R (Maguire) v Assistant Coroner West Yorkshire  [2018] EWCA Civ 6 (17 January 2018)  Judgment here. 

In a sequel to our earlier blog piece the Court of Appeal have delivered their judgment upholding the decision of Mr Justice Holroyde[1] who had found that the Assistant Coroner had been correct to decline to hear oral evidence from nine children who had contact with the killer of their teacher on the morning of her death, and who had heard his threats to kill and/or knew he was carrying a knife,  but had not revealed this to any adult before the death.

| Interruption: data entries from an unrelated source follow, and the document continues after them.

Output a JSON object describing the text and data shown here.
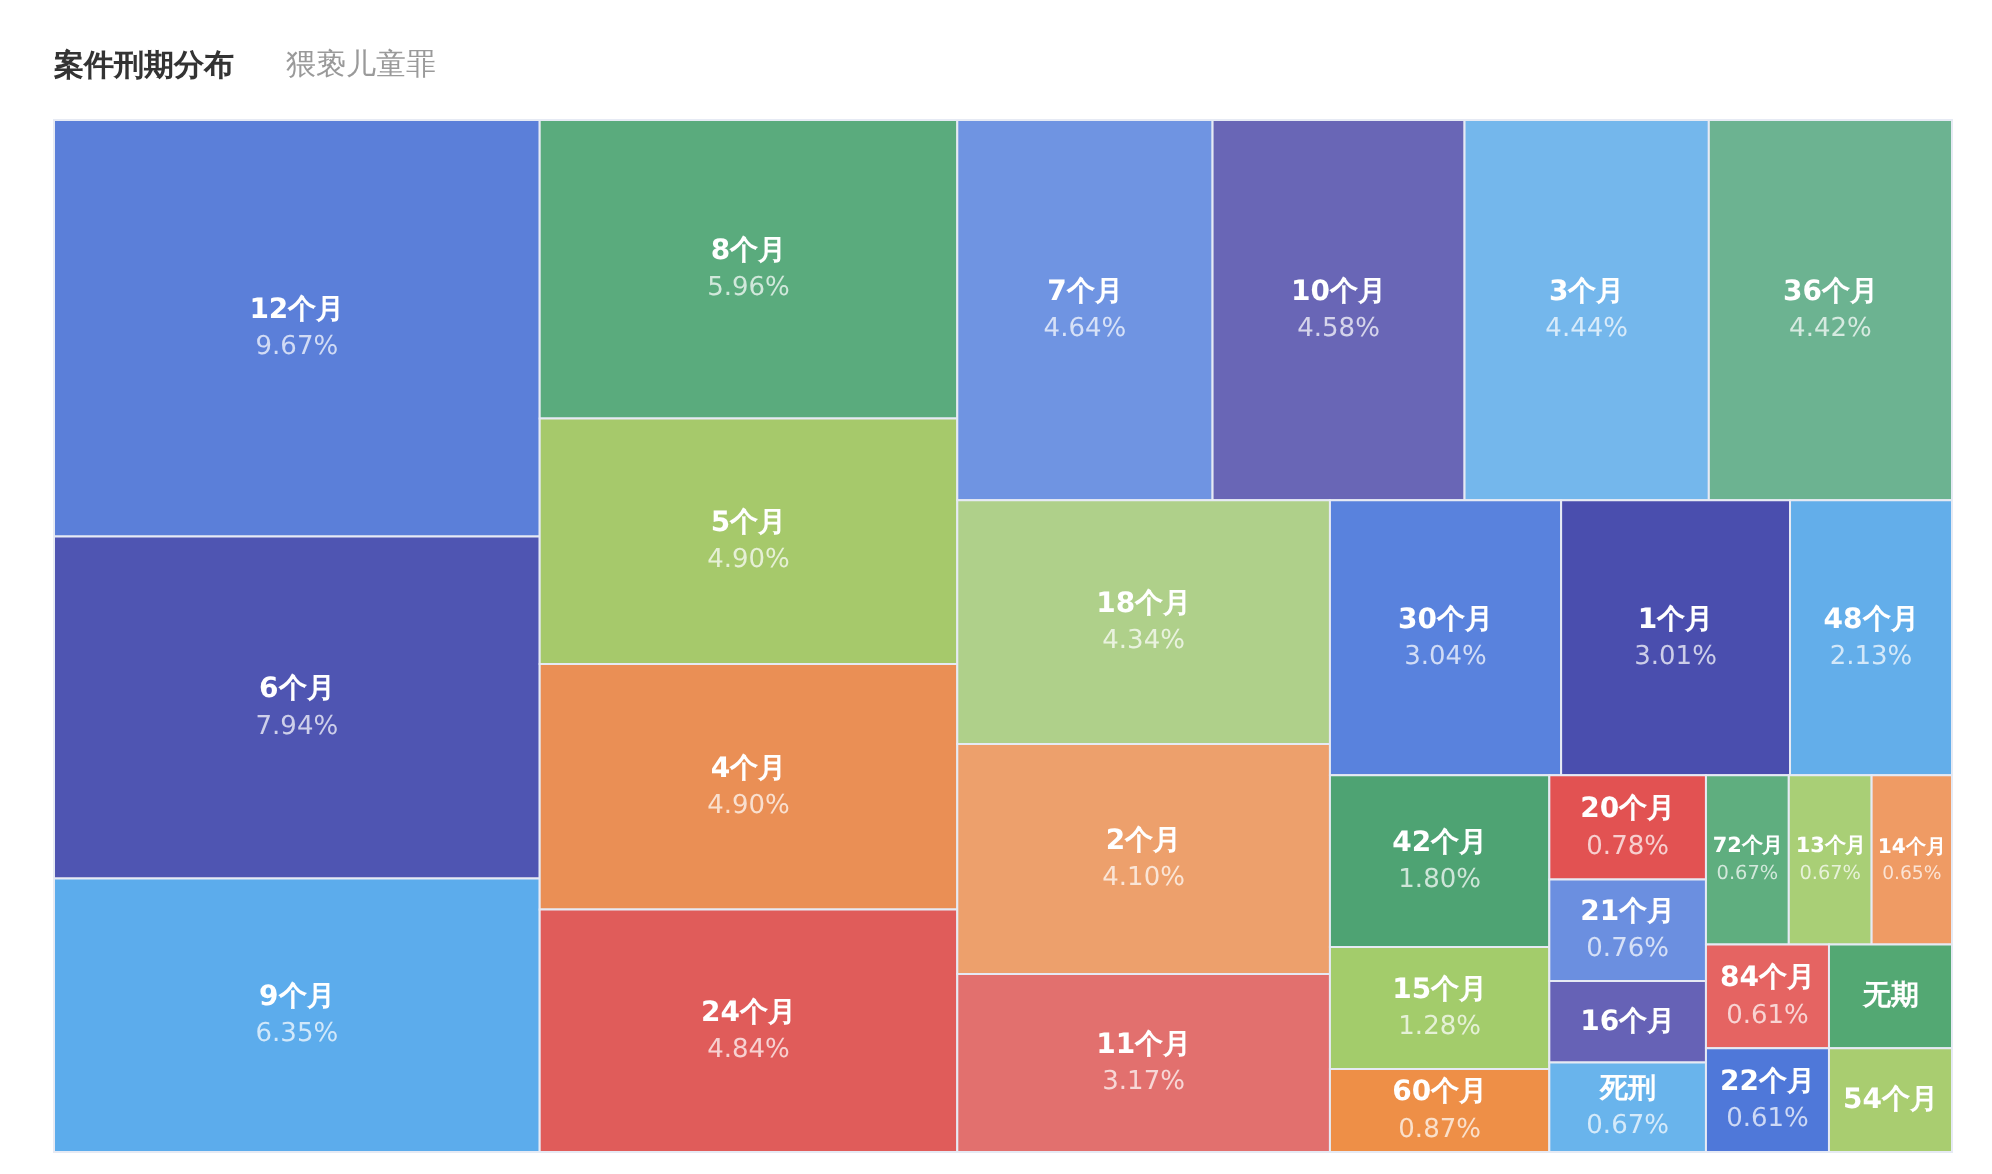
{
  "chart_data": {
    "type": "other",
    "title": "案件刑期分布",
    "subtitle": "猥亵儿童罪",
    "categories": [
      "12个月",
      "6个月",
      "9个月",
      "8个月",
      "5个月",
      "4个月",
      "24个月",
      "7个月",
      "10个月",
      "3个月",
      "36个月",
      "18个月",
      "2个月",
      "11个月",
      "30个月",
      "1个月",
      "48个月",
      "42个月",
      "15个月",
      "60个月",
      "20个月",
      "21个月",
      "16个月",
      "死刑",
      "72个月",
      "13个月",
      "14个月",
      "84个月",
      "22个月",
      "无期",
      "54个月"
    ],
    "values": [
      9.67,
      7.94,
      6.35,
      5.96,
      4.9,
      4.9,
      4.84,
      4.64,
      4.58,
      4.44,
      4.42,
      4.34,
      4.1,
      3.17,
      3.04,
      3.01,
      2.13,
      1.8,
      1.28,
      0.87,
      0.78,
      0.76,
      null,
      0.67,
      0.67,
      0.67,
      0.65,
      0.61,
      0.61,
      null,
      null
    ],
    "value_labels": [
      "9.67%",
      "7.94%",
      "6.35%",
      "5.96%",
      "4.90%",
      "4.90%",
      "4.84%",
      "4.64%",
      "4.58%",
      "4.44%",
      "4.42%",
      "4.34%",
      "4.10%",
      "3.17%",
      "3.04%",
      "3.01%",
      "2.13%",
      "1.80%",
      "1.28%",
      "0.87%",
      "0.78%",
      "0.76%",
      null,
      "0.67%",
      "0.67%",
      "0.67%",
      "0.65%",
      "0.61%",
      "0.61%",
      null,
      null
    ],
    "colors": [
      "#5b7fd9",
      "#4f55b2",
      "#5cacec",
      "#5aab7d",
      "#a6c96b",
      "#ea8f55",
      "#e05c5a",
      "#6f94e2",
      "#6966b6",
      "#74b7ec",
      "#6cb391",
      "#afd08a",
      "#eda06c",
      "#e2706e",
      "#5982dd",
      "#4a4eae",
      "#63aeea",
      "#4ea373",
      "#a3cc6b",
      "#ee8f47",
      "#e25252",
      "#6b8fe0",
      "#6662b6",
      "#69b4ec",
      "#5fae7f",
      "#a9cf76",
      "#ef9b64",
      "#e56462",
      "#4f78d9",
      "#53a873",
      "#a9cd70"
    ]
  }
}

The Lord Chief Justice noted that under the Coroners Act 1988 and its predecessors, a coroner was required to examine such witnesses as appeared “expedient” [2] and whilst the formulation is different in the 2009 Act[3] which simply empowers a coroner by notice to require a person to attend to give evidence or to produce evidence, nevertheless, the change has not affected the basis upon which a coroner’s decision to decline to call or seek evidence may be challenged, which is on the usual Judicial Review grounds.[4]  

In dismissing the appeal on all grounds the Court of Appeal endorsed the Coroner’s approach of balancing the value of the evidence against the potential harm to the pupils of giving evidence.   In this case, given the absence of any relevant policies or rules regarding reporting the presence of knives in school, it was very difficult to see how the proposed questioning of the nine pupils would have any value at all. Exploration of the individual child’s thinking in connection with the decisions he or she made that morning when confronted with knowledge of what the killer was saying and doing was not within the scope of the inquest. The decision not to call these witnesses was therefore plainly rational.